Despite that unfortunate film, the emoji trend is far from dead. In fact, they’re as prevalent as ever, conveying meaning and emotion when words just aren’t enough.

Researchers at the Massachusetts Institute of Technology have now developed an artificial intelligence system that understands emotion and sarcasm after being trained on emojis.

Teaching meaning through emojis might sound like a whimsical lesson, but the researchers behind the project had more grand goals for their system, DeepMoji.

“We wanted to study racism and bullying on social media, but the traditional methods couldn’t handle modern slang,” Bjarke Felbo, a graduate student who worked on the project, told Digital Trends. “So we turned to the billions of emojis on social media and AI techniques for help.”

The model developed by Bjarke and his team, including associate professor Iyad Rahwan, learned to discern emotion and meaning from slang like bae and swag, while — more impressively — unraveling entire phrases. For example, the model realized that a phrase like “this is the shit” is actually a positive statement and “i love to clean toilets” is said sarcastically.

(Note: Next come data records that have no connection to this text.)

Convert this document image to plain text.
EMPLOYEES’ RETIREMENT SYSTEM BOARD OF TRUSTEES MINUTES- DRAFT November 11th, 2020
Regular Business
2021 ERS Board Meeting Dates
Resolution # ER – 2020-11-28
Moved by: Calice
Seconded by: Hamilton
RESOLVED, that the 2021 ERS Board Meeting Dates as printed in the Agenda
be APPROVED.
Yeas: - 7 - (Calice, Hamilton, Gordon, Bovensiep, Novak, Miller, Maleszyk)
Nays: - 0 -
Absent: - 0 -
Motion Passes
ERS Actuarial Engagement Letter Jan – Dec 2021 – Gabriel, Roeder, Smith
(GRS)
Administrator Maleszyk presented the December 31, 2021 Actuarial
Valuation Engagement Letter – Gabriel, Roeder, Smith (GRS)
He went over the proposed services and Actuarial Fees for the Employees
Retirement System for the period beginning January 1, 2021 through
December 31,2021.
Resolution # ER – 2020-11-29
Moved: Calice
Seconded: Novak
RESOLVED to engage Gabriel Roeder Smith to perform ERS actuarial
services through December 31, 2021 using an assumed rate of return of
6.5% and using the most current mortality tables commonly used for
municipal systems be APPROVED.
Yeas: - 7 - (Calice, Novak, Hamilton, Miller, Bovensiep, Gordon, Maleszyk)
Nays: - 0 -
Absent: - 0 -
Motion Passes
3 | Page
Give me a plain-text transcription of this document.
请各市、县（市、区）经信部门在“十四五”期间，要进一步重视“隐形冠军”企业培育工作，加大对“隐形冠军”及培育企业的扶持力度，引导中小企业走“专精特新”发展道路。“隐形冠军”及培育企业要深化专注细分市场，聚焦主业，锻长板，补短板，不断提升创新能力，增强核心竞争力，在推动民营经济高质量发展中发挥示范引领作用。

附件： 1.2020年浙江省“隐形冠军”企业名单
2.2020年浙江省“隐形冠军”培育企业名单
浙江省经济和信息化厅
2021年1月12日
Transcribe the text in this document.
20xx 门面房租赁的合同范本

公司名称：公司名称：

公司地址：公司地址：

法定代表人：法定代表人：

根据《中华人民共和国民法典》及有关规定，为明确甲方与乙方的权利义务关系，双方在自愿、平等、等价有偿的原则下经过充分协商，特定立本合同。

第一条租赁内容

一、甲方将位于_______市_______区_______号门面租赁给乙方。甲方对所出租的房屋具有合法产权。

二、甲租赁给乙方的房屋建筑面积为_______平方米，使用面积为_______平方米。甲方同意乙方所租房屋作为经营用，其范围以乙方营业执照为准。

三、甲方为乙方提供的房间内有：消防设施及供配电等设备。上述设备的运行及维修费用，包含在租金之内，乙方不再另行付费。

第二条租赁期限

“Having an understanding of modern slang and sarcasm is critical to capture insults on social media,” Felbo said.

“The basic idea is that if the model is able to predict which emoji was included with a given sentence, then it has an understanding of the emotional content of that sentence,” he added. “We thus train our model to predict emojis on a dataset of 1.2 billion tweets.”

During its lesson, DeepMoji was tasked with grouping emojis into categories like negativity, positivity, and love. Within these categories, the model differentiated emojis into subcategories, such as angry or annoyed.

“Once the model has this nuanced understanding of emotional content in language, it’s much easier for it to learn concepts like sarcasm,” Felbo said. “Hopefully, with this model, AI researchers and social scientists can now go beyond the traditional dull positive and negative sentiment analysis.”

Felbo pointed out that DeepMoji is capable of understanding emotions in any text, not just emojis. “In fact,” he said, “we tested it across different types of text such as article headlines, written emotional experiences, serious debate forums … and beat state-of-the-art algorithms across all of these.”

Felbo and his team have developed a DeepMoji website where users can see the emoji aspect of the system in action. By highlighting certain parts of a sentence, the algorithm shows which emojis are most associated with the resulting phrase. Users can also annotate their own tweets in order to contribute to the research.